Overview of Basalt Fiber-Reinforced Plaster Mortar

1. Basic Characteristics of Basalt Fiber

Basalt fiberis primarily composed of silicon oxide, aluminum oxide, and iron oxide, with high levels of silicon oxide and aluminum oxide, giving it significant advantages in heat resistance and Chemical corrosion resistance. Compared to glass fiber, basalt fiber does not contain harmful metal oxides, resulting in better chemical stability and excellent durability in corrosive environments like strong alkalis and strong acids.

The tensile strength of basalt fiber generally ranges from 3000 to 4800 MPa, and its elastic modulus is in the range of 80 to 110 GPa. This makes it stronger than glass fiber, with a lower elongation at break, which effectively improves the crack resistance of cement-based materials.

Basalt fiber exhibits excellent high-temperature resistance, with a melting point exceeding 1400°C and a long-term service temperature of up to 700°C, far surpassing that of glass fiber. This allows it to maintain stable physical properties even in high-temperature environments.

Basalt fiber also has superior alkali resistance, acid resistance, and UV resistance. It can maintain a long service life in harsh environments such as humidity, salt spray, and chemical corrosion, making it particularly suitable for engineering materials like exterior wall plaster layers that are exposed to complex environments for extended periods.

2. Crack Resistance Mechanism of Fiber-Reinforced Mortar

The reinforcing effect of fibers in mortar primarily depends on their spatial distribution, length, content, and bonding performance with the cement-based material. During the hardening process of mortar, micro-cracks can easily form internally due to factors like volume shrinkage from hydration reactions and thermal stress caused by temperature changes.

Fibers can bridge both sides of micro-cracks, providing a bridging effect when cracks initially form, effectively delaying crack propagation and improving the material's overall tensile and crack resistance. Basalt fiber has a rough surface, which provides strong physical interlocking with the cement paste. When external loads are applied to the mortar, part of the stress can be transferred through the fibers to the surrounding matrix, thereby reducing localized stress concentrations and preventing further crack propagation. This stress dispersion mechanism helps improve the overall toughness and impact resistance of the mortar.

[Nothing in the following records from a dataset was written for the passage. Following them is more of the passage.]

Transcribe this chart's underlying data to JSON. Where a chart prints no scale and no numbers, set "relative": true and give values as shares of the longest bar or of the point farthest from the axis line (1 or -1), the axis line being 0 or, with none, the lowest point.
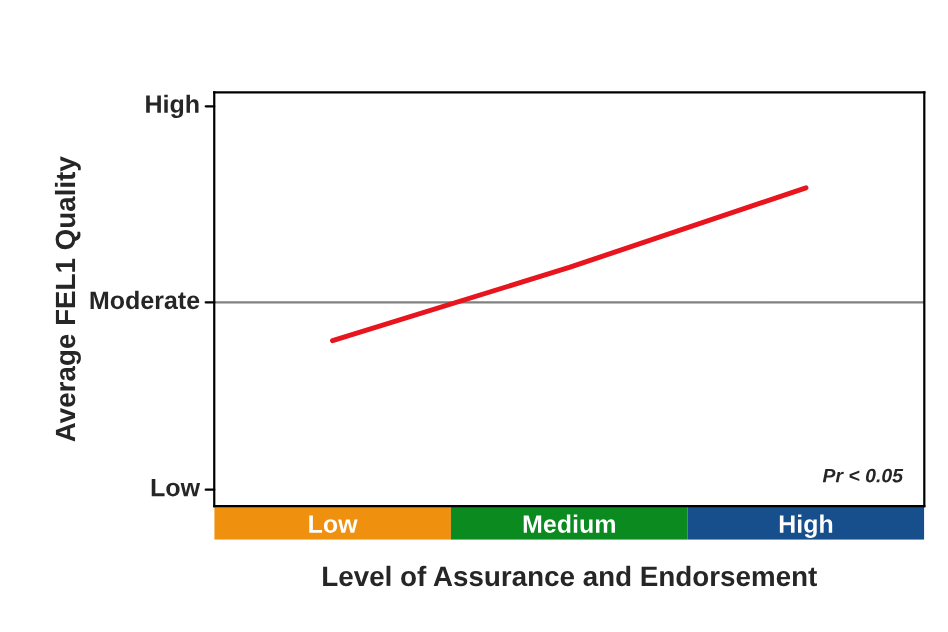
{
  "chart_data": {
    "type": "line",
    "relative": true,
    "xlabel": "Level of Assurance and Endorsement",
    "ylabel": "Average FEL1 Quality",
    "categories": [
      "Low",
      "Medium",
      "High"
    ],
    "series": [
      {
        "color": "#e8141e",
        "values": [
          0.52,
          0.75,
          1
        ]
      }
    ],
    "ref_lines": [
      {
        "axis": "y",
        "value": 0.64,
        "label": "Moderate",
        "color": "#808080"
      }
    ],
    "annotations": [
      "High",
      "Low",
      "Pr < 0.05"
    ],
    "grid": false,
    "legend": false
  }
}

During the mortar hardening process, fibers can form a randomly distributed Reinforcing Mesh structure within the matrix, improving the mortar's deformation resistance. When the plaster layer is subjected to external temperature changes, drying shrinkage stresses, or mechanical loads, this reinforcing mesh can effectively resist deformation in stress concentration areas, leading to higher crack resistance in the material.